Show that cosh(x) = 1 => x = 0

I am only allowed to use the definition of cosh, the algebraic rules for the exponential function, that exp(x2)>exp(x1) for x2 > x1, and the fact that we have defined it with the requirement:

exp(x) ≥ 1 + x

The exp(x) term of course is not trouble.

What I lack prooving is that:
exp(x) > 1 - x

Any ideas how I might approach it?
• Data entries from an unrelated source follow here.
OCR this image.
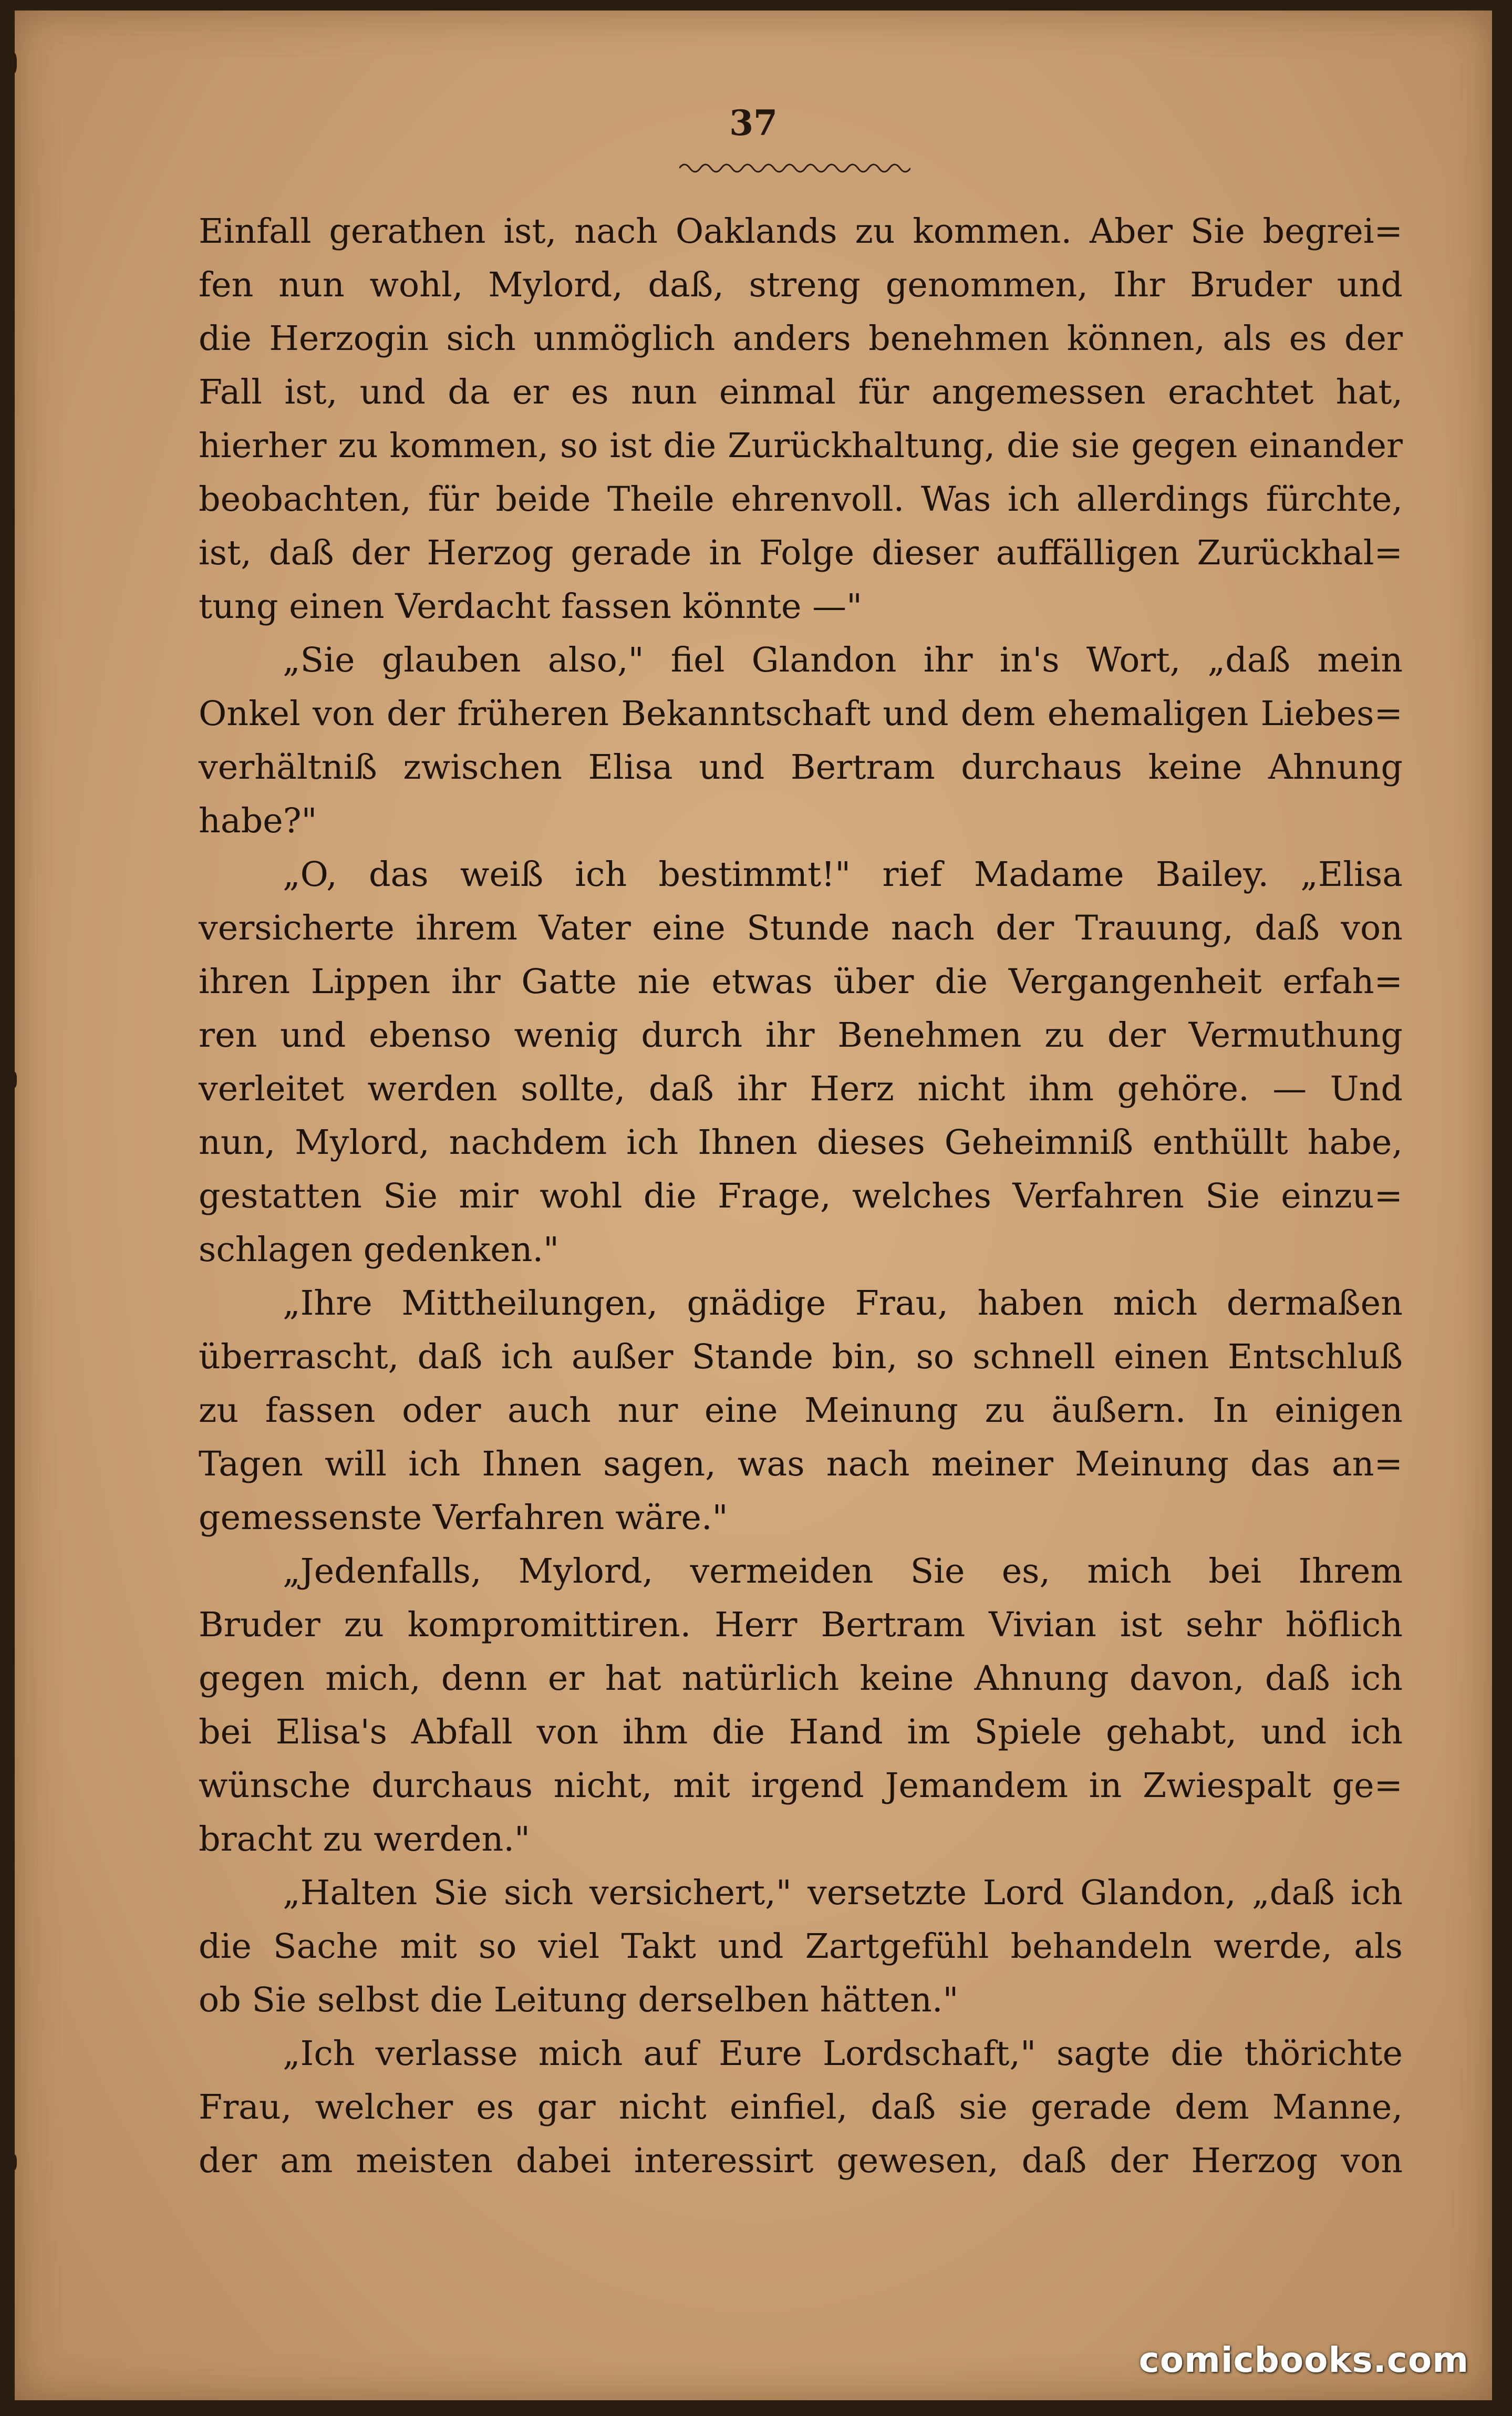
37
Einfall gerathen ist, nach Oaklands zu kommen. Aber Sie begrei=
fen nun wohl, Mylord, daß, streng genommen, Ihr Bruder und
die Herzogin sich unmöglich anders benehmen können, als es der
Fall ist, und da er es nun einmal für angemessen erachtet hat,
hierher zu kommen, so ist die Zurückhaltung, die sie gegen einander
beobachten, für beide Theile ehrenvoll. Was ich allerdings fürchte,
ist, daß der Herzog gerade in Folge dieser auffälligen Zurückhal=
tung einen Verdacht fassen könnte —"
„Sie glauben also," fiel Glandon ihr in's Wort, „daß mein
Onkel von der früheren Bekanntschaft und dem ehemaligen Liebes=
verhältniß zwischen Elisa und Bertram durchaus keine Ahnung
habe?"
„O, das weiß ich bestimmt!" rief Madame Bailey. „Elisa
versicherte ihrem Vater eine Stunde nach der Trauung, daß von
ihren Lippen ihr Gatte nie etwas über die Vergangenheit erfah=
ren und ebenso wenig durch ihr Benehmen zu der Vermuthung
verleitet werden sollte, daß ihr Herz nicht ihm gehöre. — Und
nun, Mylord, nachdem ich Ihnen dieses Geheimniß enthüllt habe,
gestatten Sie mir wohl die Frage, welches Verfahren Sie einzu=
schlagen gedenken."
„Ihre Mittheilungen, gnädige Frau, haben mich dermaßen
überrascht, daß ich außer Stande bin, so schnell einen Entschluß
zu fassen oder auch nur eine Meinung zu äußern. In einigen
Tagen will ich Ihnen sagen, was nach meiner Meinung das an=
gemessenste Verfahren wäre."
„Jedenfalls, Mylord, vermeiden Sie es, mich bei Ihrem
Bruder zu kompromittiren. Herr Bertram Vivian ist sehr höflich
gegen mich, denn er hat natürlich keine Ahnung davon, daß ich
bei Elisa's Abfall von ihm die Hand im Spiele gehabt, und ich
wünsche durchaus nicht, mit irgend Jemandem in Zwiespalt ge=
bracht zu werden."
„Halten Sie sich versichert," versetzte Lord Glandon, „daß ich
die Sache mit so viel Takt und Zartgefühl behandeln werde, als
ob Sie selbst die Leitung derselben hätten."
„Ich verlasse mich auf Eure Lordschaft," sagte die thörichte
Frau, welcher es gar nicht einfiel, daß sie gerade dem Manne,
der am meisten dabei interessirt gewesen, daß der Herzog von
comicbooks.com
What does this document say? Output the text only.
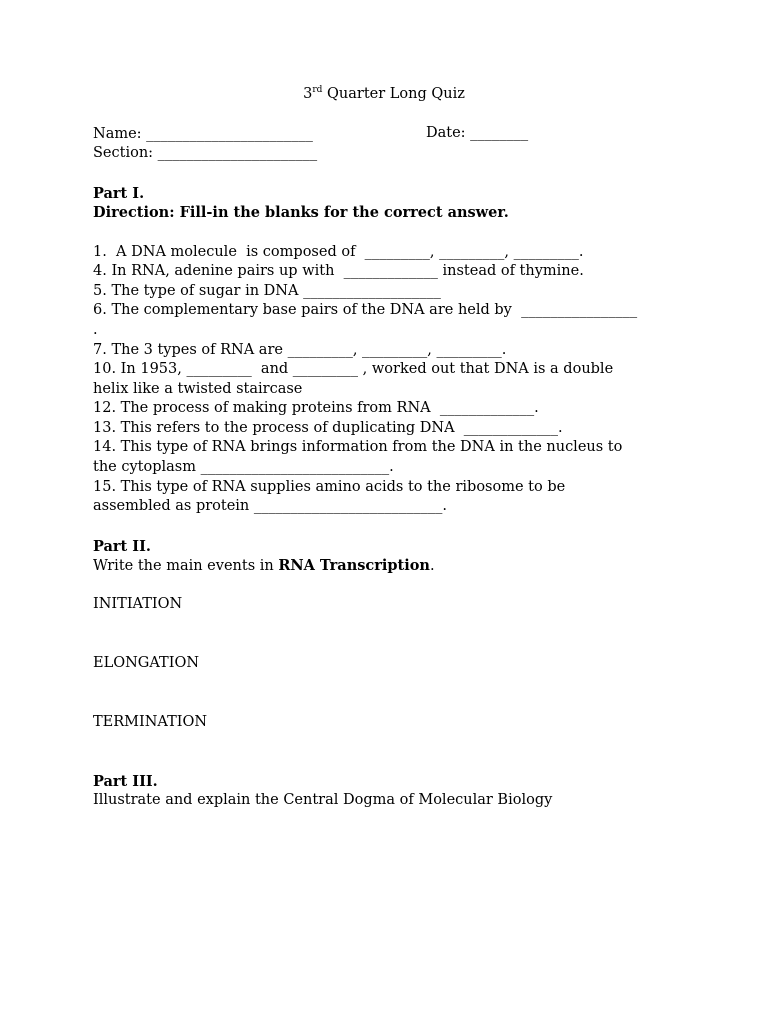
3rd Quarter Long Quiz
Name: _______________________	Date: ________
Section: ______________________
Part I.
Direction: Fill-in the blanks for the correct answer.
1.  A DNA molecule  is composed of  _________, _________, _________.
4. In RNA, adenine pairs up with  _____________ instead of thymine.
5. The type of sugar in DNA ___________________
6. The complementary base pairs of the DNA are held by  ________________
.
7. The 3 types of RNA are _________, _________, _________.
10. In 1953, _________  and _________ , worked out that DNA is a double
helix like a twisted staircase
12. The process of making proteins from RNA  _____________.
13. This refers to the process of duplicating DNA  _____________.
14. This type of RNA brings information from the DNA in the nucleus to
the cytoplasm __________________________.
15. This type of RNA supplies amino acids to the ribosome to be
assembled as protein __________________________.
Part II.
Write the main events in RNA Transcription.
INITIATION
ELONGATION
TERMINATION
Part III.
Illustrate and explain the Central Dogma of Molecular Biology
I don't need answers, just hints

2. Feb 14, 2013

### CompuChip

If x > 0, then 2x > 0 so 1 + x > 1 + x - 2x.

If x < 0, then it's not true (exp goes to 0 while 1 - x goes to infinity for $x \to -\infty$).

3. Feb 14, 2013

### aaaa202

oh sorry I can see I made a fatal error.
I meant i need to show:
exp(-x) > 1 - x

4. Feb 14, 2013

### Staff: Mentor

A quick sketch of the graphs of y = e-x and y = 1 - x shows that e-x ≥ 1 - x for all real x, and that we get equality at only one value of x.

Assuming you can use techniques of calculus, let f(x) = e-x - (1 - x), and find the minimum value and where it occurs.

5. Feb 14, 2013

### aaaa202

I know calculus but this is an analysis course, where it has not yet been introduced. Thus I am to find another way of proving it.

6. Feb 14, 2013

### Staff: Mentor

Really? Are you saying that you haven't learned differentiation, and you're in an analysis course?

7. Feb 14, 2013

### aaaa202

I'm talking a rigorous analysis course where everything is built up slowly. So far we have covered continuity and the properties of limits. I know differential calculus, but I am not allowed to use it for this handout.

8. Feb 14, 2013

### vela

Staff Emeritus
If you know that $e^x \ge 1+x$ for all $x$, you can plug anything you want in for $x$. In particular, you can plug in $-x$.